Wie lange ein Sonnenbad ohne negative Auswirkungen der Gesundheit zu verantworten ist, hängt vom jeweiligen Hauttyp ab. Die Deutsche Gesellschaft für Ernährung hält für die überwiegende Anzahl der Deutschen ein Aufenthalt in der Sonne in Abhängigkeit des Hauttyps von fünf bis 25 Minuten für vertretbar. Die Empfehlung gilt für die Monate März bis Oktober. Ihrer Ansicht nach genügt eine Sonnenbestrahlung auf Hände, Unterarme und Gesicht, um in dieser Zeit ausreichend Vitamin D zu produzieren.
Die Bedeutung des Deutschen Krebsforschungszentrums
Als größte biomedizinische Forschungseinrichtung Deutschlands beschäftigt das mit DKFZ abgekürzte Deutsche Krebsforschungszentrum über dreitausend Mitarbeiter. Tausend von ihnen beteiligen sich an Studien betreff der Entstehung von Krebs. Dazu erfassen sie die Risikofaktoren und suchen nach neuen Methoden, dessen Entwicklung zu verhindern. Neue von ihnen erfundene Methoden helfen bei der präziseren Diagnose von Tumoren und bei der effektiven Bekämpfung derselben.

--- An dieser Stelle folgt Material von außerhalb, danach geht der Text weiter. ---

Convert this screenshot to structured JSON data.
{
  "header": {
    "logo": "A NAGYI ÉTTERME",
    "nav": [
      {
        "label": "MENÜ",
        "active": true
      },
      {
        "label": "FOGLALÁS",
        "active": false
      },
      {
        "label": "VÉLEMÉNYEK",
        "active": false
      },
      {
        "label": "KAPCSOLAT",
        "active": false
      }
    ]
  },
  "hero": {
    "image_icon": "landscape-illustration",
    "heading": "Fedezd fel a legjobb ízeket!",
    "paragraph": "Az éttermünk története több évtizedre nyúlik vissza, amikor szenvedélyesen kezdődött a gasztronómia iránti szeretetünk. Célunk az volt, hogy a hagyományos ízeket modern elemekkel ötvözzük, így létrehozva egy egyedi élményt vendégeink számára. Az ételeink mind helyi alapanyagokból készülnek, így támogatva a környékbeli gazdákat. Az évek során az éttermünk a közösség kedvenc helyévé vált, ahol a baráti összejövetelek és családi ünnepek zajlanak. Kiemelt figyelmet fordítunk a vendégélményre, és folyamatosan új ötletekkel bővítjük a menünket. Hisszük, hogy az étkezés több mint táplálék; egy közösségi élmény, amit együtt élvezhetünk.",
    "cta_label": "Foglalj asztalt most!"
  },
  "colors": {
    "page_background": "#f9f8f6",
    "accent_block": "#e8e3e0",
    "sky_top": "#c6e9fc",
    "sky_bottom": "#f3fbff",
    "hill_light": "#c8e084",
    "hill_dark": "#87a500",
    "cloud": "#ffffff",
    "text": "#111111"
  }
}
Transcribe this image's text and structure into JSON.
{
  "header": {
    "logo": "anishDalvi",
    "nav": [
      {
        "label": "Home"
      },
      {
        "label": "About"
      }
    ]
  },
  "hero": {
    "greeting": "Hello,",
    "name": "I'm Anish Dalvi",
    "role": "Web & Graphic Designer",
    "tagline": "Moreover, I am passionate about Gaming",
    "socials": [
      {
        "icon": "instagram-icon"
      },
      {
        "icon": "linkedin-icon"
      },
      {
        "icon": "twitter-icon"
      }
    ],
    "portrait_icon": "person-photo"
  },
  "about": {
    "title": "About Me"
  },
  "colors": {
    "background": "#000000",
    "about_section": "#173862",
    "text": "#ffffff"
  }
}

Die Aufklärung von Angehörigen, Betroffenen und interessierten Menschen obliegt dem Krebsinformationsdienst (KID). In Kooperation mit dem Universitätsklinikum Heidelberg richtete das DKFZ das NCT (Nationales Centrum für Tumorerkrankungen) ein. Dieses setzt Ansätze aus der Wissenschaft in die Klinik um. Das Deutsche Krebsforschungszentrum unterhält im Deutschen Konsortium für Translationale Krebsforschung (DKTK) an sieben universitären Standorten Translationszentren. Einen wichtigen Beitrag bei der Bemühung, die Überlebens-Chancen von Krebspatienten zu verbessern, leistet die Verbindung zwischen hervorragender Hochschul-Medizin und der erstklassigen Forschung eines Helmholtz-Zentrums.
Das Deutsche Krebsforschungszentrum finanziert sich zu neunzig Prozent über das Bundesministerium für Bildung und Forschung. Den übrigen Teil übernimmt das Land Baden-Württemberg.
Quellen und Literatur:
- American Journal of Clinical Nutrition 2013; DOI: 10.3945/ajcn.112.047712
- Schöttker B, Haug U, Schomburg L, Köhrle L, Perna L, Müller H, Holleczek B, Brenner H. Strong associations of 25-hydroxyvitamin D levels with all-cause, cardiovascular, cancer and respiratory disease mortality in a large cohort study.